Texas products liability law recognizes three kinds of product defects that will give rise to an actionable claim: manufacturing defects, design defects, and marketing defects. Temple EasTex, Inc. v. Old Orchard Creek Partners, Ltd., 848 S.W.2d 724, 732 (Tex. App. 1992), writ denied, (Sept. 29, 1993). Liability for personal injuries caused by a product's defective design can be imposed under several underlying legal theories, among them negligence, breach of warranty, and strict products liability. The requisite proof for recovery on a design defect claim was prescribed by statute in 1993 and made the same for any legal theory asserted.” Hyundai Motor Co. v. Rodriguez ex rel. Rodriguez, 995 S.W.2d 661, 664 (Tex. 1999). To prevail on his design defect claim, a plaintiff must prove that “(1) the product was defectively designed so as to render it unreasonably dangerous; (2) a safer alternative design existed; and (3) the defect was a producing cause of the injury for which the plaintiff seeks recovery.” Casey v. Toyota Motor Eng'g & Mfg. N. Am., Inc., 770 F.3d 322, 330 (5th Cir. 2014).

Texas law defines “safer alternate design” as a product design other than the one actually used, that in reasonable probability:

(1) would have prevented or significantly reduced the risk of the plaintiff's personal injury, property damage, or death without substantially impairing the product's utility; and (2) was economically and technologically feasible at the time the product left the control of the manufacturer or seller by the application of existing or reasonably achievable scientific knowledge. TEX. CIV. PRAC. & REM. CODE § 82.005(b). See also Casey, 770 F.3d at 331; Hodges v. Mack Trucks, Inc., 474 F.3d 188, 196 (5th Cir. 2006).

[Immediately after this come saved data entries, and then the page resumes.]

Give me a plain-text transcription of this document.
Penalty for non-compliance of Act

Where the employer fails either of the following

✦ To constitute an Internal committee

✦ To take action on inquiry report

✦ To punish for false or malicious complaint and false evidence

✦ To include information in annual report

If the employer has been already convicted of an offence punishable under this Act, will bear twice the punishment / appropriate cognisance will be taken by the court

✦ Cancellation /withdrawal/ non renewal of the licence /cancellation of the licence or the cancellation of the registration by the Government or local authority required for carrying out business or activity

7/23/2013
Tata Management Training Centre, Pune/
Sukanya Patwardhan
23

Honda argued that summary judgment was appropriate because plaintiffs did not present such evidence of a safer alternative design -- instead offering an algorithm that was a generalized concept for a design, which is insufficient under Texas law. Honda used one algorithm and Plaintiffs proposed that a different one – an algorithm patented by Plaintiffs’ expert – should have been used instead. The question of whether an algorithm and its alleged fit to a particular vehicle can constitute a safer alternative design was, the court said, one it need not consider here because, in an event, of Plaintiffs’ failure to provide evidence of economic feasibility. By definition, a safer alternative design must be reasonably probable to be economically feasible at the time the product left control of the manufacturer. See TEX. CIV. PRAC. & REM. CODE § 82.005(b)(2). “To establish economic feasibility, the plaintiff must introduce proof of the ‘cost of incorporating [the] technology.’” Casey, 770 F.3d at 334 (citing Honda of Am. Mfg., Inc. v. Norman, 104 S.W.3d 600, 607 (Tex.Ct.App.2003)). “To prove economic feasibility where the product is not yet in use, courts generally require a party to present evidence of either an estimate or range of the cost of the alternative design.” Casey, 770 F.3d at 335 (citing Brochtrup v. Mercury Marine, 426 Fed.Appx. 335, 339 (5th Cir.2011) (concluding that testimony from builder of alternative design that building cost was $400 was sufficient evidence of economic feasibility to avoid judgment as a matter of law); A.O. Smith Corp. v. Settlement Inv. Mgmt., No. 2–04–270–CV, 2006 WL 176815, at *3–4 (Tex. Ct. App. Jan. 26, 2006) (concluding that detailed testimony about how proposed alternative design would add between $5 and $200 per unit was some evidence of economic feasibility). 

In this case, Plaintiffs presented no evidence of either an estimate or a range of the cost of implementing their expert's alternative algorithm. Specifically, the expert report and deposition transcript offered no such calculation, and thus the court found summary judgment appropriate for Honda on Plaintiff’s design defect claim.